No such documents were tendered on the application. There was no signed documentation from the plaintiff before the court agreeing to the alleged commission;

  1. The defendant also claimed an entitlement to commission in relation to real estate transactions where he was not a licensed real estate agent at the time (his wife was) and the relevant contracts in evidence did not disclose him or his wife as acting for the plaintiff as the plaintiff's real estate agent on the real estate sales.

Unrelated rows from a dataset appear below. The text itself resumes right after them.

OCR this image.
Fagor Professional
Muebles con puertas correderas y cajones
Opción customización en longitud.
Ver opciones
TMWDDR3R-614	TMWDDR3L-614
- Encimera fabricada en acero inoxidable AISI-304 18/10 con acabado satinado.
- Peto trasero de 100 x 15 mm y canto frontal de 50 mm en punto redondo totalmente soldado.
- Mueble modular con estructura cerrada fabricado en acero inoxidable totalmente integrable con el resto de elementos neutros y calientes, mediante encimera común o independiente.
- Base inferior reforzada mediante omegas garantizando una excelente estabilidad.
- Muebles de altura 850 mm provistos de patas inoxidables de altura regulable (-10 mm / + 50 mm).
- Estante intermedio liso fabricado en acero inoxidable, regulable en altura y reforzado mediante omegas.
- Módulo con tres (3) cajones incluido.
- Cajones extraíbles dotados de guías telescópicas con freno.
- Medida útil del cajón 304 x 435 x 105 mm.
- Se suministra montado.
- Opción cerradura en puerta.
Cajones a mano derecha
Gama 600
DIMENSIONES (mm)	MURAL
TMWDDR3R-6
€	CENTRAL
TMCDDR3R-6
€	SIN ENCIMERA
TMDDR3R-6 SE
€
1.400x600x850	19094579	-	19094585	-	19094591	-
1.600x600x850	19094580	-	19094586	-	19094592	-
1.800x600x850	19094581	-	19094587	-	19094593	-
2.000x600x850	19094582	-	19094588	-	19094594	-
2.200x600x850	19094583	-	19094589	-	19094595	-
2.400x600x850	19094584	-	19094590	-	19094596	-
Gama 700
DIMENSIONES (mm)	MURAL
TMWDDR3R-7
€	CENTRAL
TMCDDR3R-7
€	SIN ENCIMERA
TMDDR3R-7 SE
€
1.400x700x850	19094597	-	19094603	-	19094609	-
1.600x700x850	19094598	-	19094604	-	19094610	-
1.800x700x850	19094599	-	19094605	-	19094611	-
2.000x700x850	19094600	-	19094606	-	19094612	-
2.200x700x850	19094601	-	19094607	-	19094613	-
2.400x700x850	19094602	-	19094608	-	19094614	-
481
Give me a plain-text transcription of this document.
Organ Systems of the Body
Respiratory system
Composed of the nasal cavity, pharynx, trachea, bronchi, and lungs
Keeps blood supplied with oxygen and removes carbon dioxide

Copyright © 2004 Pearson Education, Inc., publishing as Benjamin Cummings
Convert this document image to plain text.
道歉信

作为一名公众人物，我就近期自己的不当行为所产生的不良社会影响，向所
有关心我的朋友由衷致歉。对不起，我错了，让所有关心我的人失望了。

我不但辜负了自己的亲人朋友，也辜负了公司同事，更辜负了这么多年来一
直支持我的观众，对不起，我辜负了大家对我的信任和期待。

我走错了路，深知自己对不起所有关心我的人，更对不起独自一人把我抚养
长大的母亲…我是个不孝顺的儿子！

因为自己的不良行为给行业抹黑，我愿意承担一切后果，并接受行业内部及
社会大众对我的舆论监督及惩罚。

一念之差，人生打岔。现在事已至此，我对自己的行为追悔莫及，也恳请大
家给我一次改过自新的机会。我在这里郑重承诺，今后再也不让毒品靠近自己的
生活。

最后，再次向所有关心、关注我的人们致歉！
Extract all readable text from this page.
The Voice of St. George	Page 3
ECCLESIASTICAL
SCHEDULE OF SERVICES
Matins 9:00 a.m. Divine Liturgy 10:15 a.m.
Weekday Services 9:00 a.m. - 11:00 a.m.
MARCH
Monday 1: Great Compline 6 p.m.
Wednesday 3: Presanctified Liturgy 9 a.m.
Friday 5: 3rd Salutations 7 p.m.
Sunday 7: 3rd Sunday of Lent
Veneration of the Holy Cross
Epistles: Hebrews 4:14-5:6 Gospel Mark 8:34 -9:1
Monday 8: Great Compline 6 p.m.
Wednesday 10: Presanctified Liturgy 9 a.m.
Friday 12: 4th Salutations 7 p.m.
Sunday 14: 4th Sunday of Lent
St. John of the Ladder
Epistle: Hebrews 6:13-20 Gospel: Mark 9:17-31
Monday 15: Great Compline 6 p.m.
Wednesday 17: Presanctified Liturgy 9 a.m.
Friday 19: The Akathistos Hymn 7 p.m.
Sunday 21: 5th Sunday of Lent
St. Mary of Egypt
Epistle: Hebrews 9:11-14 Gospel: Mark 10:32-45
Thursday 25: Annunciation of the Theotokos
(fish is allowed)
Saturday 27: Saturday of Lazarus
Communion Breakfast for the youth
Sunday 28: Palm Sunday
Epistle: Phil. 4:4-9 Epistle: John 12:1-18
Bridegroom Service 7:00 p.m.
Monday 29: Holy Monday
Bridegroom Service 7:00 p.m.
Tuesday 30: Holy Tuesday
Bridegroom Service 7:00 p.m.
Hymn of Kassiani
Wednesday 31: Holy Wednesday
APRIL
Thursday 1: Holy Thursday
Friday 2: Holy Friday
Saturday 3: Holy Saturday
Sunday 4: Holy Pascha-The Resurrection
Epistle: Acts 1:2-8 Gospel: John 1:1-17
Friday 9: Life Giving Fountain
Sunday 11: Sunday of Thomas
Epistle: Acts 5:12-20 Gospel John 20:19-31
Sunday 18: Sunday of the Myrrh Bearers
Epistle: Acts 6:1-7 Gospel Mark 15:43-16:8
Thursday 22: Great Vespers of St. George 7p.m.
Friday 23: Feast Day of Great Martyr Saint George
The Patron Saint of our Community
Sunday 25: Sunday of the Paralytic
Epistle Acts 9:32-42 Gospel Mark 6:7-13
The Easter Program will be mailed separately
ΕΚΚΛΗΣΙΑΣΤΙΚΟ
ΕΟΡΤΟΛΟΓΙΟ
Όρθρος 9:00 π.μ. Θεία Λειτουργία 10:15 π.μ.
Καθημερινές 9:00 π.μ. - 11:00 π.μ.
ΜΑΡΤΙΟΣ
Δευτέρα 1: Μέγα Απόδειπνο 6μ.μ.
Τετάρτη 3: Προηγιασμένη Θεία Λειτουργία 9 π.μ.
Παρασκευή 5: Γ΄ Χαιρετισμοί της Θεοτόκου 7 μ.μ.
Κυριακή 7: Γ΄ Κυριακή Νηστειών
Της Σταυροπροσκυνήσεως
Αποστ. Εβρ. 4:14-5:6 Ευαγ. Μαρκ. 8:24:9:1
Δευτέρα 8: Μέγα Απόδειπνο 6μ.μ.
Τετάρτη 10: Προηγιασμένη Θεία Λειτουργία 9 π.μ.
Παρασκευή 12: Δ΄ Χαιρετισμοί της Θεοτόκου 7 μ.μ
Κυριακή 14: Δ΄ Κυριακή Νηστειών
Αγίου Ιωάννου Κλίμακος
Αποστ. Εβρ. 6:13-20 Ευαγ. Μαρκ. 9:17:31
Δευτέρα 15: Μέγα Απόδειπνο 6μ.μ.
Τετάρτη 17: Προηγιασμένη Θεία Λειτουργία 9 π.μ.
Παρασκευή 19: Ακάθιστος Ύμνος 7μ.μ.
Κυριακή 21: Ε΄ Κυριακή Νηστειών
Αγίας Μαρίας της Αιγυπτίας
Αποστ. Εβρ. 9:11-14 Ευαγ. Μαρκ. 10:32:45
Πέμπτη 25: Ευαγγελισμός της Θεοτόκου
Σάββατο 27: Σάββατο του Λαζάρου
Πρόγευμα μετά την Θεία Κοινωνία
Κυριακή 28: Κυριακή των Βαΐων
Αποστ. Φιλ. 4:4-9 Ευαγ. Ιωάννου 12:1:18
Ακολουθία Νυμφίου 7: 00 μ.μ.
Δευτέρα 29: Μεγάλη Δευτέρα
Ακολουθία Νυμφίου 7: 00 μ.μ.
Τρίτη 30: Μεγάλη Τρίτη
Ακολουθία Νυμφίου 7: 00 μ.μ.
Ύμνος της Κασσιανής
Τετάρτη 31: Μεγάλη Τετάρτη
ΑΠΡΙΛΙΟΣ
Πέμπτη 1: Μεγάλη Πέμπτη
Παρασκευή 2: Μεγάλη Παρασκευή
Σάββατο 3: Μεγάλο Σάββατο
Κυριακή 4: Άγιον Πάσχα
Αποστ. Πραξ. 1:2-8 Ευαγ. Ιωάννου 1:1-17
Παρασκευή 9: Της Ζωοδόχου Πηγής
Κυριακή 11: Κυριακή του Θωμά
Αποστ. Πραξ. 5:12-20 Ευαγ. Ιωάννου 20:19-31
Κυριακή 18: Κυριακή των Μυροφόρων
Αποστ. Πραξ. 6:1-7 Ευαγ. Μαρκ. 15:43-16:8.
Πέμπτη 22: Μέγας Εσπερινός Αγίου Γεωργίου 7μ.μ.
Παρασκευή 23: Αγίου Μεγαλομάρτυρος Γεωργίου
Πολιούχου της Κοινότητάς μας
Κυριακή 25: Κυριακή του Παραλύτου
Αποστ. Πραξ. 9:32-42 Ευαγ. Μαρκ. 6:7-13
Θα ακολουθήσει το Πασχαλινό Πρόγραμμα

  1. These various matters raise concerns for me in relation to the strength of the defendant's case. However, taking all of the evidence into account, particularly the content of Mr Soloman's 22 April 2019 affidavit, in my view there is a triable issue before the court including in relation to the proper meaning behind the various emails that were exchanged between the parties in 2014-2015. Mr Soloman claims in his 22 April 2019 affidavit to have had numerous conversations with the plaintiff agreeing to commission and waiving interest on the loan. These matters, in my opinion, raise a triable issue and arguable defence for the court.

  2. The submissions of the defendant also refer to possible defences under the Contracts Review Act and in equity for unconscionability. The Amended Defence and the proposed Further Amended Defence do not refer to these potential defences. They also do not raise facts which would suggest the application of either defence.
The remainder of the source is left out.